Dr. Maoz said the scientists hope their research will help “bridge the gap on current limitations in drug development by providing a practical, reliable, relevant system for testing drugs for human use.”
There is also the question of animal welfare and what the Harvard announcement called the “increasing ethical concerns relating to the use of animal studies.”
Ingber said the team hopes that their “demonstration that this level of biomimicry is possible using Organ Chip technology will garner even greater interest from the pharmaceutical industry so that animal testing can be progressively reduced over time.”

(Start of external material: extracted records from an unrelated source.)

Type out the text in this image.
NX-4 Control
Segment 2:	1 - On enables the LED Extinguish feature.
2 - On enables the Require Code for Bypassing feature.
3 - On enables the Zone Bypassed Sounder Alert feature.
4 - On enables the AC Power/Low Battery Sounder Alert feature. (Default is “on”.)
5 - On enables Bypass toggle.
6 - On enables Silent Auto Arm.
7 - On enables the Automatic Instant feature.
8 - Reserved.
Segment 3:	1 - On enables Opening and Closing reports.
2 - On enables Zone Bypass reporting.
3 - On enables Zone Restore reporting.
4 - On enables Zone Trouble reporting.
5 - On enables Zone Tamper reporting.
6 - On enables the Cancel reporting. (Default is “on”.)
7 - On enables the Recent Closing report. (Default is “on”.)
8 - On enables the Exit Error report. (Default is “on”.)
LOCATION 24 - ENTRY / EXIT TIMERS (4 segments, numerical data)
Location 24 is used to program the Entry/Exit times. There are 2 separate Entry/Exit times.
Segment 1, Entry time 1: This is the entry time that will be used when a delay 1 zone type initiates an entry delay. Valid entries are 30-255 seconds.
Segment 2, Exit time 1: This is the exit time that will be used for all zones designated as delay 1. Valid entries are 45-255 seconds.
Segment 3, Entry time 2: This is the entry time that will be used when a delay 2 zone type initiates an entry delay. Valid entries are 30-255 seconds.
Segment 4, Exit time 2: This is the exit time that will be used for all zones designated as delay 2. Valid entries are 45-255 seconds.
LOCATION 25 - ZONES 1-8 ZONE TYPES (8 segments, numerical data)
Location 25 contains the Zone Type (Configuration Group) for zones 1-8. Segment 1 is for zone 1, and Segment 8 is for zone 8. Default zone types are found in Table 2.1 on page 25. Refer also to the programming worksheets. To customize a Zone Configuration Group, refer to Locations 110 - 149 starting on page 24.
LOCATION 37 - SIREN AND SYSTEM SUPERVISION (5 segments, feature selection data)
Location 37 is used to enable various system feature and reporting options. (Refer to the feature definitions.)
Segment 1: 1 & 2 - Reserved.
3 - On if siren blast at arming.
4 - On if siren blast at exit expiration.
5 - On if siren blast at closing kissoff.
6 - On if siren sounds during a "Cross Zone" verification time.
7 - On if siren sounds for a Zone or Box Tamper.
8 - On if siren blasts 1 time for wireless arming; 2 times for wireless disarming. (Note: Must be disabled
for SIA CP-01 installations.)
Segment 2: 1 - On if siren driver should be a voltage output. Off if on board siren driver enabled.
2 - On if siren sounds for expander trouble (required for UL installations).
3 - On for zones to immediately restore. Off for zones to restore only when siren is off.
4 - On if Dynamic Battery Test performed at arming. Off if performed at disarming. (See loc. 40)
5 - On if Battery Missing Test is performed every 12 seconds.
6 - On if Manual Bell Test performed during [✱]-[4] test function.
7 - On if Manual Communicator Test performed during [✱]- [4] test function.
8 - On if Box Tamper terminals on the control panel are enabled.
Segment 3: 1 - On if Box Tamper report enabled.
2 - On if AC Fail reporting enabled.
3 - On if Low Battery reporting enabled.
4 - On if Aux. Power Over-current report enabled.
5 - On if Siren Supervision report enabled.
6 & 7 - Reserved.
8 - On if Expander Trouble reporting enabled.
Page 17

The Organ Chip technology is licensed by a Wyss Institute-launched startup company, Emulate, which is now further developing and commercializing the technology and automated instruments “to bring these important research tools to biotechnology, pharmaceutical, cosmetics, and chemical companies as well as academic institutions and hospitals for personalized medicine,” the institute said.
‘Organs-On-Chips’
Ingber and his team at the Wyss Institute first developed the human “Organ-on-a-Chip” model for the lung, in a study published in Science magazine in 2010. The chips for the additional organs were developed over much of the last decade with teams of collaborators, including the Israeli scientists.
The Organ Chips themselves are made of a clear flexible polymer and contains two parallel hollow channels separated by a porous membrane that allows them to communicate. One channel is lined with cells from a specific human organ or organ structure, the other one is lined with cells presenting a blood vessel.

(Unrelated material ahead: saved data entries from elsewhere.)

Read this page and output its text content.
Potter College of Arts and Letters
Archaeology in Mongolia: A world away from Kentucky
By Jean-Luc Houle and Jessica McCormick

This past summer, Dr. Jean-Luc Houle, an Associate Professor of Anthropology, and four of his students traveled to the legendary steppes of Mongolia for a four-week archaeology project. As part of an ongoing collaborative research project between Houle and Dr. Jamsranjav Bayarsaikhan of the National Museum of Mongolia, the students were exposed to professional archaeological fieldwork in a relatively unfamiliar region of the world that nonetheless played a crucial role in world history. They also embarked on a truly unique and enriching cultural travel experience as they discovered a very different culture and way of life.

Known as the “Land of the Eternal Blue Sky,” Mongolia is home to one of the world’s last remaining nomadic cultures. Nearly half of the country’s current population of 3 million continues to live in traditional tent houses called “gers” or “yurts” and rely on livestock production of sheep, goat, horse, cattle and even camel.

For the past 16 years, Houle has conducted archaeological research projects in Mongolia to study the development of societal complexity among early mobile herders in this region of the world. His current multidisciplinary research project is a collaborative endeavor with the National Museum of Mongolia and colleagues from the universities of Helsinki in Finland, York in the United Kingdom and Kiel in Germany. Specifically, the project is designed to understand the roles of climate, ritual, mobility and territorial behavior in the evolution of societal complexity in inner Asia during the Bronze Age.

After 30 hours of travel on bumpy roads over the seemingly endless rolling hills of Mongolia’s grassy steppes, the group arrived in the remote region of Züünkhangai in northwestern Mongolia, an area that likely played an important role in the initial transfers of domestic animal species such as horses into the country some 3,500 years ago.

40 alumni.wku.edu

“Mechanical forces can be applied to mimic the physical microenvironment of living organs, including breathing motions in lung and peristalsis-like deformations in the intestine,” according to an explainer post.

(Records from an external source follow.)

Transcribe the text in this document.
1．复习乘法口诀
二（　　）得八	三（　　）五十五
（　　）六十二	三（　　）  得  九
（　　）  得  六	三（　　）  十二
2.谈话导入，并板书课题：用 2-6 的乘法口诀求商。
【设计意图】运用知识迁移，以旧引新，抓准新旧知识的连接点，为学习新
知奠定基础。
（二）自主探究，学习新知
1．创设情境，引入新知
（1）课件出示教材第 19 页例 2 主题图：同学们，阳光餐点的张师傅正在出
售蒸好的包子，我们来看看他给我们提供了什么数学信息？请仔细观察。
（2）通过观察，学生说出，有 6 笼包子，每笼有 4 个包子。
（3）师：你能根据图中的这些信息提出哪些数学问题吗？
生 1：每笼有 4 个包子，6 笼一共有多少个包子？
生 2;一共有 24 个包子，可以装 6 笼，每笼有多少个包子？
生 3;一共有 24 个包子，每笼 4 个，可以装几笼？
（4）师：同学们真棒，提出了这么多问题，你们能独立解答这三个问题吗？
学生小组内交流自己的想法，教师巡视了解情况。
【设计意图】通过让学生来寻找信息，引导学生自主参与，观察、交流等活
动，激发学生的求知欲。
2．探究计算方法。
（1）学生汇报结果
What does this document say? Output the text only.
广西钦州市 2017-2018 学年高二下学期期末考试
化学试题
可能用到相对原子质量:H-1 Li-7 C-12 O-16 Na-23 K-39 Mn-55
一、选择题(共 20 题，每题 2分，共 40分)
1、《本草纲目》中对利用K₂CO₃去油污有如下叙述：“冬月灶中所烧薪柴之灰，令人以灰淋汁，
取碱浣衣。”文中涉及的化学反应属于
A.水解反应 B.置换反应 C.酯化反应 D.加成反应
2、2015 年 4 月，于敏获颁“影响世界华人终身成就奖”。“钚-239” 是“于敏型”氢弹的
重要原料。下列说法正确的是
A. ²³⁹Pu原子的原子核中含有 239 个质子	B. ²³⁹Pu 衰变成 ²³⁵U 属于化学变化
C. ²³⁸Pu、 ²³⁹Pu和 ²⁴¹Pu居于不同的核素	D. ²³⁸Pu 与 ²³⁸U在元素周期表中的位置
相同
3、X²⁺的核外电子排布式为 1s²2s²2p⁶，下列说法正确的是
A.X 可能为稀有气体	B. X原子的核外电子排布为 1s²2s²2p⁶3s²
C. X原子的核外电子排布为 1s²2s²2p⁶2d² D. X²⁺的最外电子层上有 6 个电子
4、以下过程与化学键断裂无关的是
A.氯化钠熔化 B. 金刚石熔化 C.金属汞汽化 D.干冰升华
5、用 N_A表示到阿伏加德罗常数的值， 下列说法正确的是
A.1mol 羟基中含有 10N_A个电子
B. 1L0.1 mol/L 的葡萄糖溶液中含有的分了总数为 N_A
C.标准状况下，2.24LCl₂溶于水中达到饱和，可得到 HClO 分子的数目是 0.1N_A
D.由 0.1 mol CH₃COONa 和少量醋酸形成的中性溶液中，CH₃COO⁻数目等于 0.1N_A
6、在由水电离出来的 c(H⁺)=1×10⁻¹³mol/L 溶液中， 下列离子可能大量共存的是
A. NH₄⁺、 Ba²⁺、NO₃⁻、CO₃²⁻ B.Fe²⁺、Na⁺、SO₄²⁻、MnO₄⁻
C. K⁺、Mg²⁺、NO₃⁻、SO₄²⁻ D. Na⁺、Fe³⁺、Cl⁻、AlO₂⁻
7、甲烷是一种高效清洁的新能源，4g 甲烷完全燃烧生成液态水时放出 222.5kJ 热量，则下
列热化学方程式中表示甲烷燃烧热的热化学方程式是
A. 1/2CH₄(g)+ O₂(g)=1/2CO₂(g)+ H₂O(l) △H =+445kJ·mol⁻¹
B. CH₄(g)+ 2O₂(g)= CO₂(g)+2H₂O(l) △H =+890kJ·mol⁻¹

The Organ Chips “are essentially living, three-dimensional cross-sections of major functional units of whole living organs” and “present an ideal microenvironment to study molecular- and cellular-scale activities that underlie human organ function and mimic human-specific disease states, as well as identify new therapeutic targets in vitro.”
“We took a game-changing advance in microengineering made in our academic lab, and in just a handful of years, turned it into a technology that is now poised to have a major impact on society,” Ingber has said.